Le voilà, le meilleur album français de l'année. Chapelier Fou n'en est pas à son premier coup d'éclat. Dès 2007, en première partie de Matt Elliott, l'artiste longiligne surprenait avec ses performances très personnelles et diablement excitantes. Au fur et à mesure, il n'a fait que consolider un univers bien délimité et peaufiner son talent, désormais incontournable. C'est une musique géométrique qu'il nous offre, à teneur électronique minimaliste, mais surtout très intuitive et corporelle. Beaucoup de trouvailles dans ces compositions bricolées, qu'on n'a plus l'habitude d'entendre. Deltas sonne comme une évidence pour le Lorrain, qui rappelle Yann Tiersen (sur Polish Lullaby) autant que Dan Snaith (Tea Tea Tea). Si le résultat peut laisser froid à la première écoute, l'intraveineuse fait son effet dès l'approche suivante. D'une maturité et d'un équilibre raffinés, Louis Warynski n'a pas fini de nous surprendre.

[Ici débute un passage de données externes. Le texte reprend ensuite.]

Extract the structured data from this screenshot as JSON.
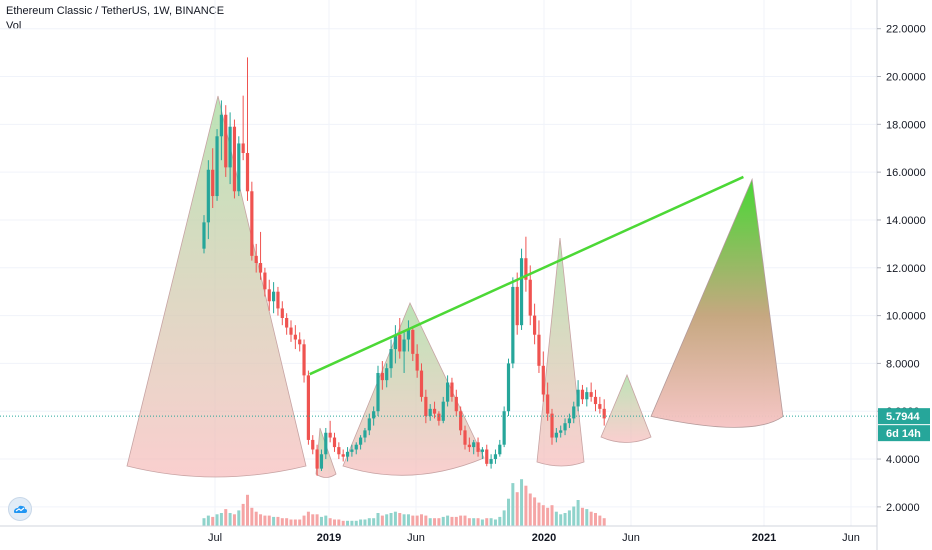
{
  "header": {
    "title": "Ethereum Classic / TetherUS, 1W, BINANCE",
    "indicator": "Vol"
  },
  "chart_data": {
    "type": "candlestick",
    "ylim": [
      1.2,
      23.2
    ],
    "y_ticks": [
      "22.0000",
      "20.0000",
      "18.0000",
      "16.0000",
      "14.0000",
      "12.0000",
      "10.0000",
      "8.0000",
      "6.0000",
      "4.0000",
      "2.0000"
    ],
    "y_tick_values": [
      22,
      20,
      18,
      16,
      14,
      12,
      10,
      8,
      6,
      4,
      2
    ],
    "x_ticks": [
      "Jul",
      "2019",
      "Jun",
      "2020",
      "Jun",
      "2021",
      "Jun"
    ],
    "current_price": "5.7944",
    "current_price_value": 5.7944,
    "countdown": "6d 14h",
    "colors": {
      "up": "#26a69a",
      "down": "#ef5350",
      "trendline": "#4cd836",
      "price_line": "#26a69a",
      "axis_text": "#131722"
    },
    "candles_weekly": [
      [
        12.8,
        14.2,
        12.6,
        13.9
      ],
      [
        13.9,
        16.5,
        13.2,
        16.1
      ],
      [
        16.1,
        17.0,
        14.5,
        15.0
      ],
      [
        15.0,
        17.8,
        14.8,
        17.5
      ],
      [
        17.5,
        19.0,
        16.5,
        18.4
      ],
      [
        18.4,
        18.8,
        15.8,
        16.2
      ],
      [
        16.2,
        18.5,
        15.5,
        17.9
      ],
      [
        17.9,
        18.2,
        14.9,
        15.2
      ],
      [
        15.2,
        17.5,
        15.0,
        17.2
      ],
      [
        17.2,
        19.2,
        16.5,
        16.8
      ],
      [
        16.8,
        20.8,
        14.8,
        15.2
      ],
      [
        15.2,
        15.6,
        12.3,
        12.5
      ],
      [
        12.5,
        13.0,
        11.8,
        12.2
      ],
      [
        12.2,
        13.5,
        11.5,
        11.8
      ],
      [
        11.8,
        12.0,
        10.8,
        11.1
      ],
      [
        11.1,
        11.5,
        10.2,
        10.6
      ],
      [
        10.6,
        11.4,
        10.1,
        11.0
      ],
      [
        11.0,
        11.2,
        10.0,
        10.3
      ],
      [
        10.3,
        10.6,
        9.6,
        9.9
      ],
      [
        9.9,
        10.1,
        9.2,
        9.5
      ],
      [
        9.5,
        9.8,
        8.9,
        9.2
      ],
      [
        9.2,
        9.6,
        8.6,
        9.0
      ],
      [
        9.0,
        9.3,
        8.5,
        8.8
      ],
      [
        8.8,
        9.0,
        7.2,
        7.5
      ],
      [
        7.5,
        7.7,
        4.6,
        4.8
      ],
      [
        4.8,
        5.0,
        4.2,
        4.4
      ],
      [
        4.4,
        4.6,
        3.3,
        3.6
      ],
      [
        3.6,
        4.4,
        3.5,
        4.2
      ],
      [
        4.2,
        5.3,
        4.0,
        5.1
      ],
      [
        5.1,
        5.6,
        4.7,
        4.9
      ],
      [
        4.9,
        5.1,
        4.3,
        4.5
      ],
      [
        4.5,
        4.7,
        4.0,
        4.2
      ],
      [
        4.2,
        4.4,
        3.9,
        4.1
      ],
      [
        4.1,
        4.5,
        3.9,
        4.3
      ],
      [
        4.3,
        4.6,
        4.1,
        4.4
      ],
      [
        4.4,
        4.7,
        4.2,
        4.6
      ],
      [
        4.6,
        5.0,
        4.4,
        4.9
      ],
      [
        4.9,
        5.3,
        4.7,
        5.2
      ],
      [
        5.2,
        5.9,
        5.0,
        5.7
      ],
      [
        5.7,
        6.2,
        5.4,
        6.0
      ],
      [
        6.0,
        7.9,
        5.8,
        7.6
      ],
      [
        7.6,
        8.1,
        6.9,
        7.3
      ],
      [
        7.3,
        8.0,
        7.0,
        7.8
      ],
      [
        7.8,
        9.0,
        7.4,
        8.6
      ],
      [
        8.6,
        9.6,
        8.0,
        9.2
      ],
      [
        9.2,
        9.9,
        8.2,
        8.5
      ],
      [
        8.5,
        9.4,
        7.6,
        9.0
      ],
      [
        9.0,
        9.8,
        8.5,
        9.4
      ],
      [
        9.4,
        9.5,
        8.1,
        8.4
      ],
      [
        8.4,
        8.8,
        7.4,
        7.7
      ],
      [
        7.7,
        8.0,
        6.4,
        6.6
      ],
      [
        6.6,
        6.9,
        5.5,
        5.8
      ],
      [
        5.8,
        6.3,
        5.6,
        6.1
      ],
      [
        6.1,
        6.4,
        5.7,
        5.9
      ],
      [
        5.9,
        6.0,
        5.4,
        5.6
      ],
      [
        5.6,
        6.6,
        5.5,
        6.4
      ],
      [
        6.4,
        7.5,
        6.2,
        7.2
      ],
      [
        7.2,
        7.4,
        6.4,
        6.6
      ],
      [
        6.6,
        6.9,
        5.8,
        6.0
      ],
      [
        6.0,
        6.2,
        5.0,
        5.2
      ],
      [
        5.2,
        5.4,
        4.4,
        4.6
      ],
      [
        4.6,
        4.9,
        4.3,
        4.5
      ],
      [
        4.5,
        4.8,
        4.2,
        4.7
      ],
      [
        4.7,
        4.9,
        4.1,
        4.3
      ],
      [
        4.3,
        4.5,
        4.0,
        4.4
      ],
      [
        4.4,
        4.6,
        3.7,
        3.8
      ],
      [
        3.8,
        4.2,
        3.6,
        4.0
      ],
      [
        4.0,
        4.4,
        3.8,
        4.2
      ],
      [
        4.2,
        4.8,
        4.1,
        4.6
      ],
      [
        4.6,
        6.2,
        4.5,
        6.0
      ],
      [
        6.0,
        8.2,
        5.8,
        8.0
      ],
      [
        8.0,
        11.6,
        7.8,
        11.2
      ],
      [
        11.2,
        11.8,
        9.2,
        9.6
      ],
      [
        9.6,
        12.8,
        9.4,
        12.4
      ],
      [
        12.4,
        13.3,
        11.0,
        11.5
      ],
      [
        11.5,
        12.1,
        9.6,
        10.0
      ],
      [
        10.0,
        10.5,
        8.8,
        9.2
      ],
      [
        9.2,
        9.8,
        7.6,
        7.9
      ],
      [
        7.9,
        8.5,
        6.4,
        6.7
      ],
      [
        6.7,
        7.2,
        5.6,
        5.9
      ],
      [
        5.9,
        6.1,
        4.6,
        4.9
      ],
      [
        4.9,
        5.3,
        4.7,
        5.1
      ],
      [
        5.1,
        5.4,
        4.9,
        5.2
      ],
      [
        5.2,
        5.7,
        5.0,
        5.5
      ],
      [
        5.5,
        5.9,
        5.3,
        5.7
      ],
      [
        5.7,
        6.4,
        5.5,
        6.2
      ],
      [
        6.2,
        7.3,
        6.0,
        6.9
      ],
      [
        6.9,
        7.1,
        6.3,
        6.5
      ],
      [
        6.5,
        7.0,
        6.2,
        6.8
      ],
      [
        6.8,
        7.2,
        6.4,
        6.6
      ],
      [
        6.6,
        6.9,
        6.0,
        6.3
      ],
      [
        6.3,
        6.6,
        5.9,
        6.1
      ],
      [
        6.1,
        6.5,
        5.4,
        5.7
      ]
    ],
    "volumes_weekly": [
      0.6,
      0.8,
      0.7,
      0.9,
      1.0,
      1.3,
      1.0,
      0.9,
      1.2,
      1.7,
      2.4,
      1.4,
      1.1,
      0.9,
      0.8,
      0.8,
      0.7,
      0.7,
      0.6,
      0.6,
      0.5,
      0.5,
      0.5,
      0.8,
      1.1,
      0.9,
      0.9,
      0.7,
      0.8,
      0.6,
      0.5,
      0.5,
      0.4,
      0.4,
      0.4,
      0.4,
      0.5,
      0.5,
      0.6,
      0.6,
      1.0,
      0.8,
      0.9,
      1.0,
      1.1,
      1.0,
      0.9,
      0.9,
      0.8,
      0.8,
      0.9,
      0.8,
      0.6,
      0.6,
      0.6,
      0.7,
      0.8,
      0.7,
      0.7,
      0.8,
      0.8,
      0.6,
      0.6,
      0.6,
      0.5,
      0.6,
      0.6,
      0.5,
      0.7,
      1.2,
      2.1,
      3.3,
      2.6,
      3.6,
      3.1,
      2.5,
      2.2,
      1.8,
      1.6,
      1.4,
      1.6,
      1.1,
      0.9,
      1.0,
      1.2,
      1.5,
      2.0,
      1.4,
      1.3,
      1.1,
      1.0,
      0.8,
      0.6
    ],
    "trendline": {
      "from": {
        "week": 24.3,
        "price": 7.55
      },
      "to": {
        "week": 124,
        "price": 15.8
      }
    },
    "projection_cone": {
      "apex_week": 126,
      "apex_price": 15.7,
      "base_price": 5.7
    }
  }
}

A écouter : Pluisme, Tea Tea Tea, Carlotta Valdes.
#11 Timber Timbre - Hot Dreams (Arts&Crafts)
Appelez-ça un "all in", un va-tout ou un sacré flush. En tout cas, c'est un énorme coup de poker. Parce que c'était loin d'être gagné. On savait déjà que Taylor Kirk ne respirait pas la joie de vivre, du moins sur ses chansons. On sait désormais que le coup de cafard est contagieux. Mais à quel prix ! D'une beauté désarmante, Hot Dreams s'incruste dans les tréfonds de l'âme, tel une vieille blessure impossible à panser. De la première à la dernière portée, le disque suit un fil rouge pour ne jamais le lâcher. Une telle capacité à tenir son concept tient du coup de maître. Grand disque glacial et brûlant à la fois, il incite l'auditeur à se plonger une seconde ou une vie dans ce qu'il a de plus enfoui, de plus lumineux. C'est un album, dans le sens le plus noble qui soit, dont on se délecte du début à la fin, sans interruption, sans saut, si ce n'est celui de l'humeur. Epris d'une obsession cinématographique, Timber Timbre se classe définitivement parmi les grands auteurs des années 2000. On pense beaucoup au Third de Portishead (2008), mais on pense surtout avoir trouvé l'ange gardien qui saura chasser nos démons les plus tenaces. Merveilleux et précieux.
A écouter : Beat the Drum Slowly, This Low Commotion, Run From Me.